If automobiles had never been invented and transportation still depended on horse power, we’d be knee deep in horse you know what. We’d probably have some very strict equine pollution laws. Now imagine if cars pooped out solid carbon pellets – lets imagine them to be orange and about the size of golf balls so they could shoot out existing tailpipes – then according to CarbonCounter.org my mid-size pickup truck would leave more than 10,000 of these car turds on the highway and streets every year. My house would excrete more than 26,000 of these scat balls piling up around the yard.

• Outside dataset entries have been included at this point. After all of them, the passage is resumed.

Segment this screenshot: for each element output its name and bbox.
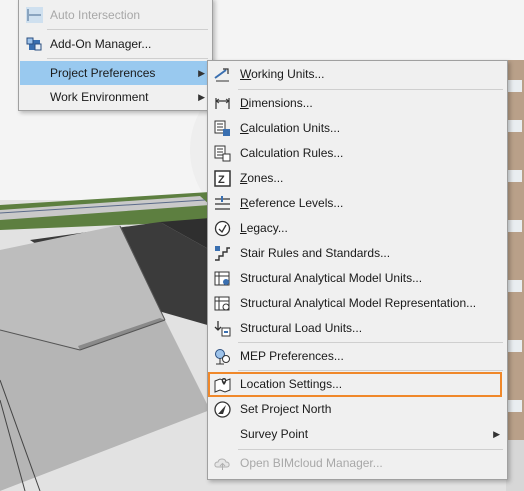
- reference-levels-icon: [215, 196, 230, 210]
- open-bimcloud-manager-item[interactable]: Open BIMcloud Manager...: [209, 451, 506, 476]
- stair-rules-item[interactable]: Stair Rules and Standards...: [209, 241, 506, 266]
- submenu-arrow-icon: ▶: [198, 68, 205, 78]
- reference-levels-item[interactable]: Reference Levels...: [209, 191, 506, 216]
- mep-preferences-item[interactable]: MEP Preferences...: [209, 344, 506, 369]
- bimcloud-icon: [214, 458, 230, 470]
- submenu-arrow-icon: ▶: [493, 429, 500, 439]
- sam-units-item[interactable]: Structural Analytical Model Units...: [209, 266, 506, 291]
- add-on-manager-icon: [26, 37, 42, 51]
- structural-load-units-item[interactable]: Structural Load Units...: [209, 316, 506, 341]
- structural-load-units-icon: [214, 321, 231, 337]
- project-north-icon: [214, 401, 231, 418]
- set-project-north-item[interactable]: Set Project North: [209, 397, 506, 422]
- sam-units-icon: [214, 271, 230, 286]
- dimensions-icon: [215, 98, 230, 109]
- dimensions-item[interactable]: Dimensions...: [209, 91, 506, 116]
- work-environment-item[interactable]: Work Environment ▶: [20, 85, 211, 109]
- svg-text:Z: Z: [218, 174, 225, 186]
- menu-separator: [238, 342, 503, 343]
- zones-icon: Z: [214, 170, 231, 187]
- sam-representation-icon: [214, 296, 230, 311]
- auto-intersection-item[interactable]: Auto Intersection: [20, 3, 211, 27]
- working-units-item[interactable]: Working Units...: [209, 62, 506, 87]
- menu-separator: [238, 89, 503, 90]
- location-settings-item[interactable]: Location Settings...: [209, 372, 506, 397]
- add-on-manager-item[interactable]: Add-On Manager...: [20, 32, 211, 56]
- menu-separator: [47, 29, 208, 30]
- ruler-icon: [214, 68, 229, 82]
- submenu-arrow-icon: ▶: [198, 92, 205, 102]
- survey-point-item[interactable]: Survey Point ▶: [209, 422, 506, 447]
- location-settings-icon: [214, 378, 231, 393]
- menu-separator: [238, 370, 503, 371]
- calculation-rules-icon: [214, 145, 231, 162]
- zones-item[interactable]: Z Zones...: [209, 166, 506, 191]
- menu-separator: [238, 449, 503, 450]
- calculation-rules-item[interactable]: Calculation Rules...: [209, 141, 506, 166]
- stair-rules-icon: [215, 246, 230, 261]
- project-preferences-item[interactable]: Project Preferences ▶: [20, 61, 211, 85]
- sam-representation-item[interactable]: Structural Analytical Model Representati…: [209, 291, 506, 316]
- mep-preferences-icon: [215, 349, 230, 365]
- legacy-icon: [214, 220, 231, 237]
- menu-separator: [47, 58, 208, 59]
- options-menu: Auto Intersection Add-On Manager... Proj…: [18, 0, 213, 111]
- project-preferences-submenu: Working Units... Dimensions... Calculati…: [207, 60, 508, 480]
- calculation-units-icon: [214, 120, 230, 136]
- calculation-units-item[interactable]: Calculation Units...: [209, 116, 506, 141]
- auto-intersection-icon: [26, 7, 43, 23]
- legacy-item[interactable]: Legacy...: [209, 216, 506, 241]
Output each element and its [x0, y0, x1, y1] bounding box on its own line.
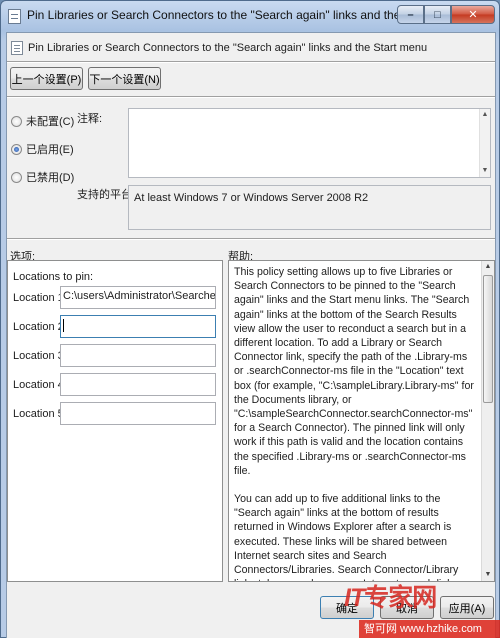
help-text: This policy setting allows up to five Li…: [234, 265, 479, 581]
close-button[interactable]: ✕: [451, 5, 495, 24]
title-bar[interactable]: Pin Libraries or Search Connectors to th…: [1, 1, 500, 31]
help-paragraph-2: You can add up to five additional links …: [234, 493, 461, 581]
location-2-row: Location 2: [13, 315, 216, 338]
help-paragraph-1: This policy setting allows up to five Li…: [234, 266, 474, 477]
minimize-icon: –: [407, 8, 414, 21]
minimize-button[interactable]: –: [397, 5, 424, 24]
location-5-label: Location 5: [13, 407, 64, 420]
supported-platforms-value: At least Windows 7 or Windows Server 200…: [128, 185, 491, 230]
radio-disabled-label: 已禁用(D): [26, 172, 75, 184]
help-panel: This policy setting allows up to five Li…: [228, 260, 495, 582]
radio-disabled-dot[interactable]: [11, 171, 22, 183]
location-2-input[interactable]: [60, 315, 216, 338]
location-4-input[interactable]: [60, 373, 216, 396]
header-divider: [7, 61, 495, 63]
next-setting-button[interactable]: 下一个设置(N): [88, 67, 161, 90]
watermark-logo-cn: 专家网: [364, 584, 437, 612]
location-5-input[interactable]: [60, 402, 216, 425]
help-scroll-up-icon[interactable]: ▲: [483, 261, 493, 273]
setting-document-icon: [11, 41, 23, 55]
location-4-row: Location 4: [13, 373, 216, 396]
policy-document-icon: [8, 9, 21, 24]
location-3-input[interactable]: [60, 344, 216, 367]
comment-label: 注释:: [77, 113, 103, 125]
location-3-row: Location 3: [13, 344, 216, 367]
location-1-row: Location 1 C:\users\Administrator\Search…: [13, 286, 216, 309]
radio-enabled[interactable]: 已启用(E): [11, 141, 74, 157]
toolbar-divider: [7, 96, 495, 98]
location-4-label: Location 4: [13, 378, 64, 391]
radio-not-configured[interactable]: 未配置(C): [11, 113, 74, 129]
radio-enabled-label: 已启用(E): [26, 144, 74, 156]
location-3-label: Location 3: [13, 349, 64, 362]
location-5-row: Location 5: [13, 402, 216, 425]
options-panel: Locations to pin: Location 1 C:\users\Ad…: [7, 260, 223, 582]
help-scroll-thumb[interactable]: [483, 275, 493, 403]
radio-enabled-dot[interactable]: [11, 143, 22, 155]
watermark-logo: IT专家网: [344, 578, 437, 614]
location-1-label: Location 1: [13, 291, 64, 304]
comment-scrollbar[interactable]: ▲ ▼: [479, 109, 490, 177]
previous-setting-button[interactable]: 上一个设置(P): [10, 67, 83, 90]
help-scroll-down-icon[interactable]: ▼: [483, 569, 493, 581]
location-2-label: Location 2: [13, 320, 64, 333]
supported-platforms-label: 支持的平台:: [77, 189, 136, 201]
middle-divider: [7, 238, 495, 240]
window-frame: Pin Libraries or Search Connectors to th…: [0, 0, 500, 638]
close-icon: ✕: [468, 9, 478, 21]
apply-button[interactable]: 应用(A): [440, 596, 494, 619]
location-1-input[interactable]: C:\users\Administrator\Searches\MSDN.osd…: [60, 286, 216, 309]
radio-not-configured-label: 未配置(C): [26, 116, 75, 128]
scroll-up-icon[interactable]: ▲: [480, 109, 490, 121]
comment-textarea[interactable]: ▲ ▼: [128, 108, 491, 178]
watermark-logo-latin: IT: [344, 584, 365, 612]
maximize-button[interactable]: □: [424, 5, 451, 24]
watermark-url: 智可网 www.hzhike.com: [359, 620, 500, 638]
maximize-icon: □: [434, 8, 441, 21]
window-controls: – □ ✕: [397, 5, 495, 24]
setting-title: Pin Libraries or Search Connectors to th…: [28, 42, 428, 54]
radio-not-configured-dot[interactable]: [11, 115, 22, 127]
scroll-down-icon[interactable]: ▼: [480, 165, 490, 177]
locations-heading: Locations to pin:: [13, 271, 94, 283]
help-scrollbar[interactable]: ▲ ▼: [481, 261, 494, 581]
text-caret: [63, 319, 64, 332]
radio-disabled[interactable]: 已禁用(D): [11, 169, 74, 185]
dialog-client-area: Pin Libraries or Search Connectors to th…: [6, 32, 496, 638]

Carbon is invisible and goes way up into the atmosphere. It’s easy to think we’re not doing anything to the climate. But if pollution was solid and visible, we probably couldn’t see anything else. What if every kind of pollution was a color coded feces. Methane could be green balls, sulfur could be brown, etc. Try and imagine what our streets would look like. I doubt they would be drivable.

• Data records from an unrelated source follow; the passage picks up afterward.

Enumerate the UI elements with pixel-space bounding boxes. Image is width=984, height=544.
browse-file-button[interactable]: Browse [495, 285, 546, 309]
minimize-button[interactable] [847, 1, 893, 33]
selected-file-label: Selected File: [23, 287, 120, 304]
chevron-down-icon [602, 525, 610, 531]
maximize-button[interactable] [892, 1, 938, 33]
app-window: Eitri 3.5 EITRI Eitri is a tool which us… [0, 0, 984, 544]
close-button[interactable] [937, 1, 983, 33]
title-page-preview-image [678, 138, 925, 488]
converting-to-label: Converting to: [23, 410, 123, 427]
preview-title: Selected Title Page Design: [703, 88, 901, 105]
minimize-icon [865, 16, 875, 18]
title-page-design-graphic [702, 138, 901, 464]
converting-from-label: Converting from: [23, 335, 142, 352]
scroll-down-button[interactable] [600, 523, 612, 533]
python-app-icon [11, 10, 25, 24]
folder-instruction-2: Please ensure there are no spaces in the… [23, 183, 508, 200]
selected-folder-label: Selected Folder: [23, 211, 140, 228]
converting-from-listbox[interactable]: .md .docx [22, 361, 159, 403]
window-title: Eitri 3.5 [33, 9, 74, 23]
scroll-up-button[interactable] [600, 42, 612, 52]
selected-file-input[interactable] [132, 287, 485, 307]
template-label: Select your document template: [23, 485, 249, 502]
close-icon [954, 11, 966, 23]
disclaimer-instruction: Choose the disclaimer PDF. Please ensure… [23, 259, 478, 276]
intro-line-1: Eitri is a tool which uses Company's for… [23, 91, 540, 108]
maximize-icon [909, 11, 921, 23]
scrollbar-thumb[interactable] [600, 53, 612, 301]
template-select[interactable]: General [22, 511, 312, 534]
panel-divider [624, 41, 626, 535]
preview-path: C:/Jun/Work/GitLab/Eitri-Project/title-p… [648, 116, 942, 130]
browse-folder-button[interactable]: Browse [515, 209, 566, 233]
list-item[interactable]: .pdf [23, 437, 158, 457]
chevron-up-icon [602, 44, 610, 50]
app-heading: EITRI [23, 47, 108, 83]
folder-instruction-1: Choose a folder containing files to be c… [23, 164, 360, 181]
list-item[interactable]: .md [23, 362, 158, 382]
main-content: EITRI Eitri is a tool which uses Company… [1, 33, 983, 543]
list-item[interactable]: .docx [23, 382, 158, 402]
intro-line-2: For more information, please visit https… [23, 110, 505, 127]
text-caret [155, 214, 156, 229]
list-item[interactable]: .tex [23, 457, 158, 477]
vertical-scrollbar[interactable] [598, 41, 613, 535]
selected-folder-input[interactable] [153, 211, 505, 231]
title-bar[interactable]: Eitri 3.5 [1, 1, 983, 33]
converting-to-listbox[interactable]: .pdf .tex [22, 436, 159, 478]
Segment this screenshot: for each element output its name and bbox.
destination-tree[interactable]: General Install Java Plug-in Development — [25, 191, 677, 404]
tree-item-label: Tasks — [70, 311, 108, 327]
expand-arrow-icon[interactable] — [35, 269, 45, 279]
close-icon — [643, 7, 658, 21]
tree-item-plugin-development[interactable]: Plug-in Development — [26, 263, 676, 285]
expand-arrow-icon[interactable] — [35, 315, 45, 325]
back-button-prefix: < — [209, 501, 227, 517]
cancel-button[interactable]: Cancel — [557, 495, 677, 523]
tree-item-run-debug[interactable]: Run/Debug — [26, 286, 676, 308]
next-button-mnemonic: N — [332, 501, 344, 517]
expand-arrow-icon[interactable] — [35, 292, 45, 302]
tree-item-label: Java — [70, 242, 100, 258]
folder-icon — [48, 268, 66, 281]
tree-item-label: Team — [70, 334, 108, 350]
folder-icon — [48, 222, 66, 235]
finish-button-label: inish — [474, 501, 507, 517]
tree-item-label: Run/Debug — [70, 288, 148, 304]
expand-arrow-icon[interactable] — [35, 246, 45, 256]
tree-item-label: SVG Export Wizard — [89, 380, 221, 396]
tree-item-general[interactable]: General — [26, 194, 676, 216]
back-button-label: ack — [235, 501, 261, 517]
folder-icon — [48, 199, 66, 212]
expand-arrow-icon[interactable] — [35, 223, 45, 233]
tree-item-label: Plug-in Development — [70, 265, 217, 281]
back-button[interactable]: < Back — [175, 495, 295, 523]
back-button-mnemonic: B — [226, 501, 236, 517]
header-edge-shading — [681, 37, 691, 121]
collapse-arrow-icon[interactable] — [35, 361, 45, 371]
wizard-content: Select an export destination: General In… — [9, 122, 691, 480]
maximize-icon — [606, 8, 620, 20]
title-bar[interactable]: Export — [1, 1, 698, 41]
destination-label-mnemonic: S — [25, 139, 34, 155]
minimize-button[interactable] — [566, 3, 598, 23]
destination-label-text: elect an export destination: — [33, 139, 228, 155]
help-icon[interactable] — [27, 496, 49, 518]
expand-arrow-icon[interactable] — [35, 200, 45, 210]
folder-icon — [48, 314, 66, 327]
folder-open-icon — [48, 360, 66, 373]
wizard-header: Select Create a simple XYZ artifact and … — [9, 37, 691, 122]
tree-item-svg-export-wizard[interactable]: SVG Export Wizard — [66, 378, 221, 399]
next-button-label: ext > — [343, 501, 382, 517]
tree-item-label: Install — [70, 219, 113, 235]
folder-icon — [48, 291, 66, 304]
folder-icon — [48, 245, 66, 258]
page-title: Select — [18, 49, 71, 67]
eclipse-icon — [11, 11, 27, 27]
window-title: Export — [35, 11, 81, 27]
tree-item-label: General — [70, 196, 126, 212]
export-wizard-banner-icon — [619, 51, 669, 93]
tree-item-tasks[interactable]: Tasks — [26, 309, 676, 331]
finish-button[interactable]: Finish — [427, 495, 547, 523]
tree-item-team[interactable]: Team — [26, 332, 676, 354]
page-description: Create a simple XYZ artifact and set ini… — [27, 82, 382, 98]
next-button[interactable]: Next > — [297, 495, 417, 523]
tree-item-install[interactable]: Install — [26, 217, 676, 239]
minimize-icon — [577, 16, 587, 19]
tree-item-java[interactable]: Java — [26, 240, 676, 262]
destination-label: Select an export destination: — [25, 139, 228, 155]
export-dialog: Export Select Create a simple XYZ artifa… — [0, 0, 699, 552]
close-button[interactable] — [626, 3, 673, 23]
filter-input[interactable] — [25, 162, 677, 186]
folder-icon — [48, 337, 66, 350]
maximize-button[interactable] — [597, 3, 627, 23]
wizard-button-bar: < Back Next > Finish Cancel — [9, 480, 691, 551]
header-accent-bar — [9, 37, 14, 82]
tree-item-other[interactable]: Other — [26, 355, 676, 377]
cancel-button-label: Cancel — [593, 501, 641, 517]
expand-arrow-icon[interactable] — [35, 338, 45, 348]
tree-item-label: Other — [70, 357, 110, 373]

If we could see the invisible pollution we’re putting into the air, or into the sea, we’d realize that we have a huge problem. I don’t want to take the time to do the mathematics, but I bet we’d all be standing pretty deep in piles of colored balls. And the funny thing is, if we had cars that made solid pellets out of carbon we would not need to worry about the greenhouse effect. People are trying to invent technology to sequester carbon underground. To understand the magnitude of that problem, once again picture how many colored balls would be laying around to be picked up and put somewhere.

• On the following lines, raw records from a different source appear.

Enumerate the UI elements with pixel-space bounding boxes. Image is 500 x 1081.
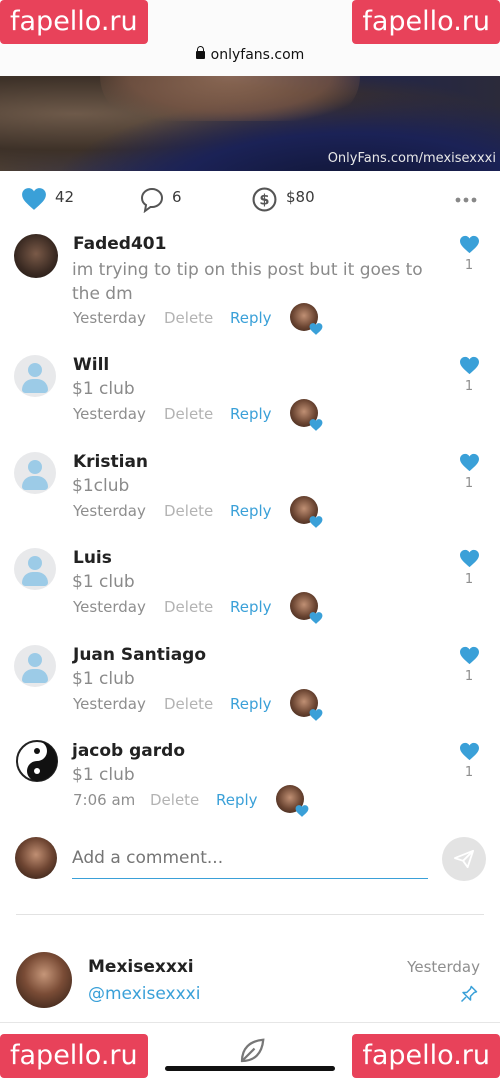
comment-item: Kristian $1club Yesterday Delete Reply 1 xyxy=(0,450,500,540)
delete-button[interactable]: Delete xyxy=(150,791,199,809)
current-user-avatar xyxy=(15,837,57,879)
reply-button[interactable]: Reply xyxy=(230,695,272,713)
liked-heart-icon xyxy=(309,612,323,624)
default-avatar-icon[interactable] xyxy=(14,452,56,494)
watermark-badge-bottom-left: fapello.ru xyxy=(0,1034,148,1078)
heart-icon[interactable] xyxy=(21,187,47,211)
default-avatar-icon[interactable] xyxy=(14,645,56,687)
more-options-icon[interactable] xyxy=(455,197,477,203)
delete-button[interactable]: Delete xyxy=(164,502,213,520)
dollar-icon[interactable]: $ xyxy=(252,187,277,212)
comment-text: $1 club xyxy=(72,572,135,592)
send-button[interactable] xyxy=(442,837,486,881)
comment-text: $1 club xyxy=(72,669,135,689)
reply-button[interactable]: Reply xyxy=(216,791,258,809)
comment-item: Juan Santiago $1 club Yesterday Delete R… xyxy=(0,643,500,733)
watermark-badge-bottom-right: fapello.ru xyxy=(352,1034,500,1078)
comment-time: Yesterday xyxy=(73,695,146,713)
browser-url[interactable]: onlyfans.com xyxy=(0,46,500,63)
comment-text: im trying to tip on this post but it goe… xyxy=(72,260,423,304)
delete-button[interactable]: Delete xyxy=(164,309,213,327)
add-comment-input[interactable] xyxy=(72,838,428,879)
send-icon xyxy=(453,849,474,869)
profile-handle[interactable]: @mexisexxxi xyxy=(88,984,200,1004)
commenter-name[interactable]: Kristian xyxy=(73,452,148,472)
comment-time: Yesterday xyxy=(73,598,146,616)
likes-count: 42 xyxy=(55,188,75,206)
comment-text: $1club xyxy=(72,476,130,496)
comments-count: 6 xyxy=(172,188,182,206)
comment-like-count: 1 xyxy=(464,258,474,273)
default-avatar-icon[interactable] xyxy=(14,355,56,397)
watermark-badge-top-left: fapello.ru xyxy=(0,0,148,44)
default-avatar-icon[interactable] xyxy=(14,548,56,590)
comment-like-count: 1 xyxy=(464,765,474,780)
comment-time: Yesterday xyxy=(73,502,146,520)
liked-heart-icon xyxy=(309,419,323,431)
comment-text: $1 club xyxy=(72,765,135,785)
comment-like-count: 1 xyxy=(464,379,474,394)
comment-text: $1 club xyxy=(72,379,135,399)
yin-yang-avatar-icon[interactable] xyxy=(15,739,59,783)
post-image-watermark: OnlyFans.com/mexisexxxi xyxy=(327,151,496,166)
comment-icon[interactable] xyxy=(140,187,164,213)
profile-avatar[interactable] xyxy=(16,952,72,1008)
comment-item: Luis $1 club Yesterday Delete Reply 1 xyxy=(0,546,500,636)
comment-time: Yesterday xyxy=(73,309,146,327)
home-indicator xyxy=(165,1066,335,1071)
commenter-name[interactable]: Luis xyxy=(73,548,112,568)
commenter-name[interactable]: jacob gardo xyxy=(72,741,185,761)
section-divider xyxy=(16,914,484,915)
comment-like-count: 1 xyxy=(464,476,474,491)
comment-like-heart-icon[interactable] xyxy=(459,356,480,375)
commenter-name[interactable]: Juan Santiago xyxy=(73,645,206,665)
comment-like-heart-icon[interactable] xyxy=(459,235,480,254)
url-text: onlyfans.com xyxy=(210,47,305,63)
post-image-detail xyxy=(100,76,360,121)
svg-text:$: $ xyxy=(259,192,269,209)
comment-item: Will $1 club Yesterday Delete Reply 1 xyxy=(0,353,500,443)
feed-leaf-icon[interactable] xyxy=(237,1036,267,1066)
comment-like-count: 1 xyxy=(464,572,474,587)
comment-like-heart-icon[interactable] xyxy=(459,646,480,665)
comment-time: Yesterday xyxy=(73,405,146,423)
comment-like-count: 1 xyxy=(464,669,474,684)
comment-like-heart-icon[interactable] xyxy=(459,549,480,568)
liked-heart-icon xyxy=(309,323,323,335)
reply-button[interactable]: Reply xyxy=(230,405,272,423)
lock-icon xyxy=(195,46,205,59)
delete-button[interactable]: Delete xyxy=(164,405,213,423)
comment-item: jacob gardo $1 club 7:06 am Delete Reply… xyxy=(0,739,500,829)
reply-button[interactable]: Reply xyxy=(230,502,272,520)
commenter-avatar[interactable] xyxy=(14,234,58,278)
tips-amount: $80 xyxy=(286,188,315,206)
commenter-name[interactable]: Will xyxy=(73,355,109,375)
reply-button[interactable]: Reply xyxy=(230,309,272,327)
liked-heart-icon xyxy=(295,805,309,817)
comment-like-heart-icon[interactable] xyxy=(459,453,480,472)
liked-heart-icon xyxy=(309,709,323,721)
reply-button[interactable]: Reply xyxy=(230,598,272,616)
liked-heart-icon xyxy=(309,516,323,528)
comment-item: Faded401 im trying to tip on this post b… xyxy=(0,232,500,342)
comment-like-heart-icon[interactable] xyxy=(459,742,480,761)
profile-name[interactable]: Mexisexxxi xyxy=(88,957,194,977)
delete-button[interactable]: Delete xyxy=(164,598,213,616)
delete-button[interactable]: Delete xyxy=(164,695,213,713)
pin-icon[interactable] xyxy=(460,985,478,1003)
commenter-name[interactable]: Faded401 xyxy=(73,234,166,254)
comment-time: 7:06 am xyxy=(73,791,136,809)
watermark-badge-top-right: fapello.ru xyxy=(352,0,500,44)
profile-post-time: Yesterday xyxy=(407,958,480,976)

Think about it another way. What if you had to pay $1 for every pound of carbon you polluted and the only way to get a deduction from this tax was to produce less carbon? If my wife and I worked to be more efficient, we might could reduce $50,000 a year down to $20,000, but that’s still leaving a lot of pollution. And when you think how the standard of living is rising all around the world, we’re quickly back to being waist deep in carbon doo-doo.
When environmentalist talk about rolling things back to how it was before 1990 or 1980, and that means asking Americans to consume 50% less, it would also mean asking a billion people that climbed from underdeveloped to developed to step back into poverty. If Americans could find a mode of transportation that had 1/20th of the impact on the environment, then the rest of the world could come up to our standard – but then we’d all need to cut consumption by half.
The magnitude of the problem is just horrendous. And we really don’t see it because carbon is invisible. How sneaky. I’m a positive guy. I like to believe we can solve this problem. I like to think humans can overcome anything, but if you read Jarrod Diamond you know our track record 0 in N tries. Why didn’t all the brilliant MBAs running Wall Street not see the sub-prime fiasco coming? As a race, civilizations seem to prefer to collapse, and then pull a Phoenix, rather than do a caterpillar and butterfly act.
Lots of people love spectator sports. I like watching all the nations on the Earth play the game of survival. The United States has no trouble facing any odds if it can play the game with guns, but for some reason we don’t want to compete when science is the weapon of choice. Science fiction writers really should help us see what lies ahead, so more people can see the invisible coming.